Cuba’s jefe maximo always fancied himself a special character on the world stage--a key actor not just in Latin America, where he was a symbol of revolutionary change, but also in the Soviet Bloc, for which he was an outpost near the U.S. mainland. But even Fidel’s friends have been wondering lately whether time has passed him by. The answer is yes. And events of the last few weeks only emphasize just how much of an anachronism Castro has become.
Start with the rapid collapse of the Soviet empire in Eastern Europe and the accelerating reform effort inside the Soviet Union itself. Castro was never a fan of Mikhail Gorbachev, or of perestroika. But as the Soviet leader consolidates his position in Moscow and former Warsaw Pact nations like Poland and Hungary go their own way, Fidel looks like the last Stalinist in the world.
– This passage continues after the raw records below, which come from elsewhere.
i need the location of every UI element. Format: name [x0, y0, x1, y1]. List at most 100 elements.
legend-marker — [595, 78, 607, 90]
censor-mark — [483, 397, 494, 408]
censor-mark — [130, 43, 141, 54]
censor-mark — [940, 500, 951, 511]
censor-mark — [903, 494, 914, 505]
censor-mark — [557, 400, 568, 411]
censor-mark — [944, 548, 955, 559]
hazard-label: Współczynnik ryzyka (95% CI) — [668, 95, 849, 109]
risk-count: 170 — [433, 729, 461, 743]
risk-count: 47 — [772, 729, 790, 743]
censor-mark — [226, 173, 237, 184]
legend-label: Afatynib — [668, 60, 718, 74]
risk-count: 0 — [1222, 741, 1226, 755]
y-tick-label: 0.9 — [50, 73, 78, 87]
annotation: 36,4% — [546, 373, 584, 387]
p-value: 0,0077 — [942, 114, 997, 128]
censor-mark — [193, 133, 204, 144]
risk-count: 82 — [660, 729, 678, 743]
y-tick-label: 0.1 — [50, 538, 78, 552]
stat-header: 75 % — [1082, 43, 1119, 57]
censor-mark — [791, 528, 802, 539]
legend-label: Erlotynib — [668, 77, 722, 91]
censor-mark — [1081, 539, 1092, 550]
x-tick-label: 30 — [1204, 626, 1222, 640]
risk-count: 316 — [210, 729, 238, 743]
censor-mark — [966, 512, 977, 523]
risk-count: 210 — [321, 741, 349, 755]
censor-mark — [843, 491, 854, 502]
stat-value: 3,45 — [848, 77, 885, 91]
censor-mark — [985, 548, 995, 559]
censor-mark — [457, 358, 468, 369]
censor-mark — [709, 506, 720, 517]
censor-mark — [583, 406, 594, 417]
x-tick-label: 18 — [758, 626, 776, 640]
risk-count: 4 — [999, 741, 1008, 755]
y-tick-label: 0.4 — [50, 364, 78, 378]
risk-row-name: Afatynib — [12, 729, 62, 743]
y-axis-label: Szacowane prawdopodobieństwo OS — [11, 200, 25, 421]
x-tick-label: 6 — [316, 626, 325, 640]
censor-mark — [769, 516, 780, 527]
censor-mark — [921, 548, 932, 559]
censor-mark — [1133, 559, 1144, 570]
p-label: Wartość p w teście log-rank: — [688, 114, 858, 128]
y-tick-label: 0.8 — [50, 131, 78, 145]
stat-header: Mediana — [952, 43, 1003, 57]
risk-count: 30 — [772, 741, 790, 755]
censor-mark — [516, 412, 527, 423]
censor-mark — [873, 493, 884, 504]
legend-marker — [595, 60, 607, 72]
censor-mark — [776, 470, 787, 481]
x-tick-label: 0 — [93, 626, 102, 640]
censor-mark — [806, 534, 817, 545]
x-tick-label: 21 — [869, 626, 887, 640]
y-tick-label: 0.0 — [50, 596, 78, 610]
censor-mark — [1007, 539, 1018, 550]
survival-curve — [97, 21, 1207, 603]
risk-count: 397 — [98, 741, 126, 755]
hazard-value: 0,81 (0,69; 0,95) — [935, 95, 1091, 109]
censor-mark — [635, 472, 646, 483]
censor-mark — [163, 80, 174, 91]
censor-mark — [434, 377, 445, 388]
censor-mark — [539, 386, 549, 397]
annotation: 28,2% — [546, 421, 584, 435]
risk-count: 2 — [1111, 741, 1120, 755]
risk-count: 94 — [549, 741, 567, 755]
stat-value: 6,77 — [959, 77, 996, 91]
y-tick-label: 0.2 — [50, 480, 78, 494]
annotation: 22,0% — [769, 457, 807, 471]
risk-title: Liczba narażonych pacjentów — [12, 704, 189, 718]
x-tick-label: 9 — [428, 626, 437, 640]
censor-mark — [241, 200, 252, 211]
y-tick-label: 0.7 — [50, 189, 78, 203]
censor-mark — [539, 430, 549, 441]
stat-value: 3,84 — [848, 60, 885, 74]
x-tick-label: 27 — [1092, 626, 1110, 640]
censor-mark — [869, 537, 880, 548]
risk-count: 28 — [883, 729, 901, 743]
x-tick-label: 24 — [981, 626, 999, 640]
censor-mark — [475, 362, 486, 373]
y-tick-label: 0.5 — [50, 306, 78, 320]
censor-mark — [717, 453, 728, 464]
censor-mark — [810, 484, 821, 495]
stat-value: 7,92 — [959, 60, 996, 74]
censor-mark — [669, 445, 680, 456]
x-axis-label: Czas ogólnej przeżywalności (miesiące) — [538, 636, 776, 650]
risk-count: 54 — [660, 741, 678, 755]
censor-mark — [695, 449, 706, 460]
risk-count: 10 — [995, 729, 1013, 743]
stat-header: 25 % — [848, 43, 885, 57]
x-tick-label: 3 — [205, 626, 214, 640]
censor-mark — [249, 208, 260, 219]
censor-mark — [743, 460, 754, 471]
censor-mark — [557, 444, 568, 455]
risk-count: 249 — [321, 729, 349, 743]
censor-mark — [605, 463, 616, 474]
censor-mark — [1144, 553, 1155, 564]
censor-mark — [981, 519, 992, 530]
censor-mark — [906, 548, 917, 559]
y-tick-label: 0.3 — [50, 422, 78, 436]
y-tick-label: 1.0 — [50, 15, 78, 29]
His Latin American friends are in retreat, too. The Sandinistas have been voted out by the Nicaraguan people and must now learn to work as a real political party or be relegated to the dustbin of history. The guerrillas in El Salvador would end the long civil war there if they were given a chance to negotiate. And the toughest rebels in the Western Hemisphere, Peru’s Sendero Luminoso, say flatly that Castro’s a wimp.
Fidel doesn’t even have anybody on the Latin American right to commiserate with: Chile’s Augusto Pinochet is out, so Castro has the dubious distinction of being the last old-style dictator in Latin America. For the man whose victory over Fulgencio Batista in 1959 was supposed to inspire revolutions throughout the region, being the last caudillo may be the cruelest irony of all.
Castro has been so much trouble for the U.S. government for so long--eight presidents have worried about him, with little to show for it--that some in Washington understandably might be tempted to gloat. But what U.S. policy-makers should be doing instead is planning to use the opportunity presented by Castro’s growing isolation to try and draw Cuba back into the American (in the broadest sense of that word) system.
The Soviet news media have begun criticizing Castro for refusing to join communism’s reform movement. That could presage a reduction of the $5 billion per year in Soviet aid Castro gets.If that aid ends, he’ll have to look for help elsewhere; and if his neighbors are ready to respond, they can demand that he behave himself in exchange.
But even if Castro refuses to face reality, he won’t live forever. There is no one to take his place, and once he’s gone, Cuba will change. By preparing now, the United States and the other democratic nations of the Americas can help ensure that the process is peaceful, like Czechoslovakia’s, rather than violent, like Romania’s.